I don’t remember if it was that day or in a thank-you email, but I’d promised Brad Bohen of Hayward’s Musky Country Outfitters, that I would tie him a musky fly. I doubt he remembers that but I keep my promises. The first flies I’d learned to tie were from Brad’s Hang Time recipe. Other patterns I’d tied were based on others’ recipes. Most of my musky to date have been landed with a cool color combination of Brad’s Hang Time, but why send a guy a fly of a pattern he’d created?
So, with Oct 2009 simply a pleasant memory, in Sept 2012 I tied my first original musky fly. I also hired Brad again. The recent musky bite had been slow, but he put me on great water. I had a couple of strikes & a couple of follows! He instructed & managed the boat exceedingly well. In short, he did a great job while I casted fairly well, but didn’t ‘fish’ as well. There is a difference. I learned a lot to improve my skill and that, honestly, was my main goal. And, while I did take my first prototype of that musky fly along, I didn’t fish it. At that time it was nameless & I was skeptical of its potential.
So what did the man teach me? Well, I learned when someone tells you to do something during the figure 8 on a musky follow --that everyone else tells you not to do for trout and bass fishing-- certain phrases, such as ‘strip in to the leader!’, become ‘strip in to the kajhyr!’ during the disconnect. So, the musky simply swims away. The guide, on the other hand, is reaching for your rod, firmly telling you he’s got something to show you. It was not his palm and I did not end up wet. So, I am now a pro at the figure 8. And if the musky should swim away, I agreed not to cast fly after the musky but to keep stirring the fly. Brad also counseled me about how a good partnership between rod and line make less work for the angler. My rod was underlined & I’d developed some bad habits which I am correcting. I learned how a buoyant fly and a sinking line can work well to increase the action of the fly. I learned that Brad has nice legs. I learned more about musky haunts and when to set the hook (the musky were soft-striking that day).

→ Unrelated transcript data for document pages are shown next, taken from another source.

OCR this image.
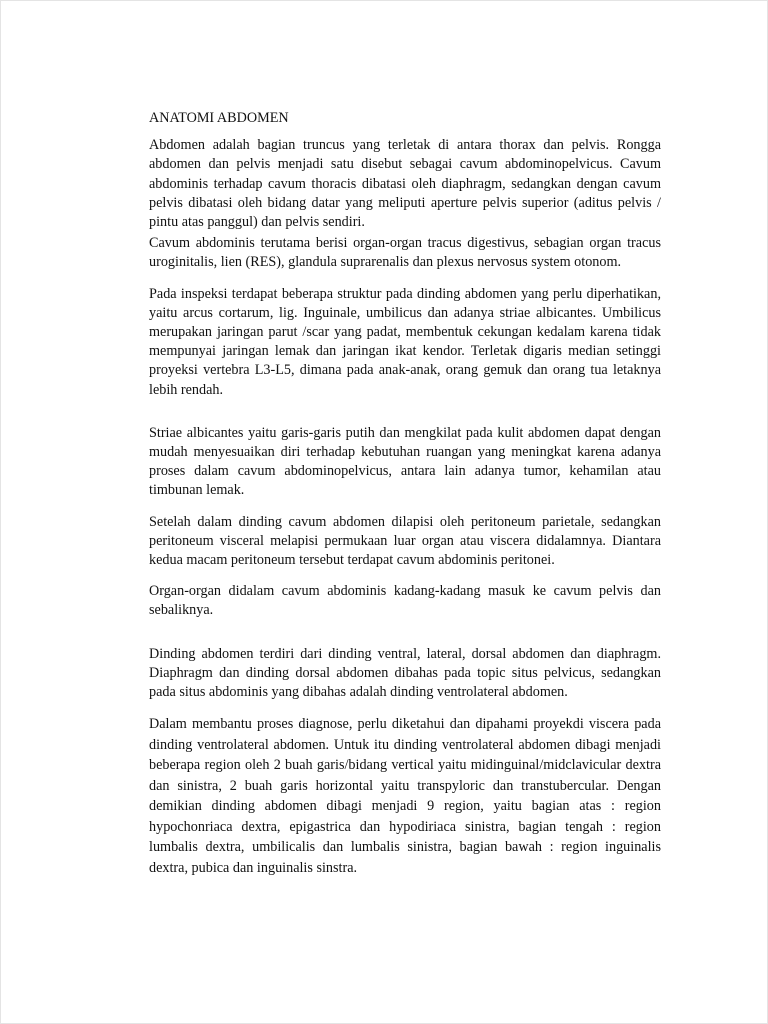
ANATOMI ABDOMEN

Abdomen adalah bagian truncus yang terletak di antara thorax dan pelvis. Rongga abdomen dan pelvis menjadi satu disebut sebagai cavum abdominopelvicus. Cavum abdominis terhadap cavum thoracis dibatasi oleh diaphragm, sedangkan dengan cavum pelvis dibatasi oleh bidang datar yang meliputi aperture pelvis superior (aditus pelvis / pintu atas panggul) dan pelvis sendiri.

Cavum abdominis terutama berisi organ-organ tracus digestivus, sebagian organ tracus uroginitalis, lien (RES), glandula suprarenalis dan plexus nervosus system otonom.

Pada inspeksi terdapat beberapa struktur pada dinding abdomen yang perlu diperhatikan, yaitu arcus cortarum, lig. Inguinale, umbilicus dan adanya striae albicantes. Umbilicus merupakan jaringan parut /scar yang padat, membentuk cekungan kedalam karena tidak mempunyai jaringan lemak dan jaringan ikat kendor. Terletak digaris median setinggi proyeksi vertebra L3-L5, dimana pada anak-anak, orang gemuk dan orang tua letaknya lebih rendah.

Striae albicantes yaitu garis-garis putih dan mengkilat pada kulit abdomen dapat dengan mudah menyesuaikan diri terhadap kebutuhan ruangan yang meningkat karena adanya proses dalam cavum abdominopelvicus, antara lain adanya tumor, kehamilan atau timbunan lemak.

Setelah dalam dinding cavum abdomen dilapisi oleh peritoneum parietale, sedangkan peritoneum visceral melapisi permukaan luar organ atau viscera didalamnya. Diantara kedua macam peritoneum tersebut terdapat cavum abdominis peritonei.

Organ-organ didalam cavum abdominis kadang-kadang masuk ke cavum pelvis dan sebaliknya.

Dinding abdomen terdiri dari dinding ventral, lateral, dorsal abdomen dan diaphragm. Diaphragm dan dinding dorsal abdomen dibahas pada topic situs pelvicus, sedangkan pada situs abdominis yang dibahas adalah dinding ventrolateral abdomen.

Dalam membantu proses diagnose, perlu diketahui dan dipahami proyekdi viscera pada dinding ventrolateral abdomen. Untuk itu dinding ventrolateral abdomen dibagi menjadi beberapa region oleh 2 buah garis/bidang vertical yaitu midinguinal/midclavicular dextra dan sinistra, 2 buah garis horizontal yaitu transpyloric dan transtubercular. Dengan demikian dinding abdomen dibagi menjadi 9 region, yaitu bagian atas : region hypochonriaca dextra, epigastrica dan hypodiriaca sinistra, bagian tengah : region lumbalis dextra, umbilicalis dan lumbalis sinistra, bagian bawah : region inguinalis dextra, pubica dan inguinalis sinstra.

I also learned it’s much more uncomfortable to car-camp the night after a guide has learned you cast better with the left arm & he is also excellent at positioning the boat. I learned the guide does not care if you cast 3 times in 8.5 hours with your weaker arm on less productive water, but he will order you to use your stronger left arm on that 4th cast because you have just entered productive water. A good guide will do that. That night when you finally drop to sleep, nestled on a pillow & laid out ‘just so’ over your front and rear suv seats, some unhelpfully helpful person knocks on your window to see if you are alright, and your sore left arm makes a punch toward the glass… it reinforces the importance of the guide's 2 false-cast per cast rule when you're fishing in the Musky Capital of the World.
I’ve also fished with Brad & others a few times over the years, not as a client, but as a friend. One does not grill their friends about their musky ways. It is not polite. And, for quite a while, I’ve had a ‘feeling’ that I would boat a large musky when Brad was also in the boat. I’m happy to say that I have a rare opportunity to hit the water again (in November) as Brad’s client. A grilling may be in order! Or maybe it is just time to put into action what I’ve learned in September & days past; fly fishing for musky in water so unlike my home water. Maybe it is time to grow from being the student on the fly to also being the fisher on the fly. I do hope my ‘feeling’ becomes a reality & we boat a big, toothy musky. But whether Brad is there physically or not on the day I hook into that large Esox, I suspect his presence will still be felt.
Oh, and one more thing: For a couple of years, I’d decided my first original musky fly would be called, ‘Forage’. However, I’m going with BB’s Forage. I’m year's late sending him the promised fly, I landed my first Esox with him, and he’s shared his musky addiction very well with me. Heck, I think the guy deserves a fly named in his honor. On November 2nd, maybe I’ll learn if my fly lives up to his musky-on-the-fly record-holding reputation!